In [1]:
import pandas as pd
import numpy as np
import os

raw_file = "../data/raw/online_retail_sample.xlsx"
cleaned_out = "../data/cleaned/online_retail_cleaned.csv"

print("RAW exists?", os.path.exists(raw_file))
print("RAW folder:", os.listdir("../data/raw"))
print("CLEANED folder (before):", os.listdir("../data/cleaned"))


RAW exists? True
RAW folder: ['online_retail_sample.xlsx']
CLEANED folder (before): ['.gitkeep']


In [2]:
df = pd.read_excel(raw_file)

print("Original shape:", df.shape)
df.head()


Original shape: (4999, 8)


Unnamed: 0,InvoiceNo,StockCode,Description,Quantity,InvoiceDate,UnitPrice,CustomerID,Country
0,536365,85123A,WHITE HANGING HEART T-LIGHT HOLDER,6,2010-12-01 08:26:00,2.55,17850.0,United Kingdom
1,536365,71053,WHITE METAL LANTERN,6,2010-12-01 08:26:00,3.39,17850.0,United Kingdom
2,536365,84406B,CREAM CUPID HEARTS COAT HANGER,8,2010-12-01 08:26:00,2.75,17850.0,United Kingdom
3,536365,84029G,KNITTED UNION FLAG HOT WATER BOTTLE,6,2010-12-01 08:26:00,3.39,17850.0,United Kingdom
4,536365,84029E,RED WOOLLY HOTTIE WHITE HEART.,6,2010-12-01 08:26:00,3.39,17850.0,United Kingdom


In [3]:
df = df.copy()

# Remove completely empty rows
df = df.dropna(how="all")

# Remove cancelled invoices (InvoiceNo starting with "C")
df["InvoiceNo"] = df["InvoiceNo"].astype(str)
df = df[~df["InvoiceNo"].str.startswith("C")]

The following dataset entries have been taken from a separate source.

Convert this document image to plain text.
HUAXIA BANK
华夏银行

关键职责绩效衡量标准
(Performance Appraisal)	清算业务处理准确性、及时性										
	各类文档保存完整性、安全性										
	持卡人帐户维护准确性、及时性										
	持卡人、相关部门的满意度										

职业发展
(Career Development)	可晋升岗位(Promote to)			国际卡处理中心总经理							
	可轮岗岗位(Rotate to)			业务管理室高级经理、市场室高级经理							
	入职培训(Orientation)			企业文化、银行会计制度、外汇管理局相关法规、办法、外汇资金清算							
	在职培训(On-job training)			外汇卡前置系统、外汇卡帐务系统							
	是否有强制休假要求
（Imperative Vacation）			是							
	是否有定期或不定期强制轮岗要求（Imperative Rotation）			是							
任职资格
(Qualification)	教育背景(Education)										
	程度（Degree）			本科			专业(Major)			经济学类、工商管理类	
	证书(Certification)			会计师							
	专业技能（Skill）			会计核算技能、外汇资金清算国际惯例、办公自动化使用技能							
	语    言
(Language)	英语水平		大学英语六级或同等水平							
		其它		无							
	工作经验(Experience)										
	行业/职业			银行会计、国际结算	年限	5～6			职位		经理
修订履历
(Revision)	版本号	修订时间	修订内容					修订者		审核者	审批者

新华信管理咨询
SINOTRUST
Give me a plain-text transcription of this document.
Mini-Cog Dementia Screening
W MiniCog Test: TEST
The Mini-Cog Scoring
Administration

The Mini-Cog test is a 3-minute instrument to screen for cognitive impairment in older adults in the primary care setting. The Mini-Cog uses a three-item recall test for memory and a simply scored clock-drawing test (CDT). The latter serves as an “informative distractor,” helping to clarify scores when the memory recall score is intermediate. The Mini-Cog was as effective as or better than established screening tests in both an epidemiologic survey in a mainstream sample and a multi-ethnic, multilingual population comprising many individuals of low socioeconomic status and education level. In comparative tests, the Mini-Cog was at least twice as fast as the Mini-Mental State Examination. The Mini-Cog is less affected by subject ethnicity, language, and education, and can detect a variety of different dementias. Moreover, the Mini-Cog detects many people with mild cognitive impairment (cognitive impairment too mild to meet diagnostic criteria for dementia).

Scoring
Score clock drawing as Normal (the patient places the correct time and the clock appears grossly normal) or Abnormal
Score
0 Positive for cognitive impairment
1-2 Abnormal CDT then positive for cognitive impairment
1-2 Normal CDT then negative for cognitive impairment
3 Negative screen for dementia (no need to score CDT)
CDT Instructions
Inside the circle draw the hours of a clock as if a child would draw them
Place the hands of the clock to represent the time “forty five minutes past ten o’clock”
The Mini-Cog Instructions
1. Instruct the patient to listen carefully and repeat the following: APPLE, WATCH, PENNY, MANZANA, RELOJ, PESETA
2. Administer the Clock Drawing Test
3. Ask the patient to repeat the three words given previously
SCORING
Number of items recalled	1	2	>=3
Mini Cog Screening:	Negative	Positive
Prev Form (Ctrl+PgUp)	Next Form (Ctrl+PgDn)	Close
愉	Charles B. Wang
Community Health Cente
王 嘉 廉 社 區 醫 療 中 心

# Remove invalid Quantity and UnitPrice
df = df[df["Quantity"] > 0]
df = df[df["UnitPrice"] > 0]

# Convert InvoiceDate to datetime
df["InvoiceDate"] = pd.to_datetime(df["InvoiceDate"], errors="coerce")

# Create Revenue column
df["Revenue"] = df["Quantity"] * df["UnitPrice"]

# Create InvoiceMonth column
df["InvoiceMonth"] = df["InvoiceDate"].dt.to_period("M").astype(str)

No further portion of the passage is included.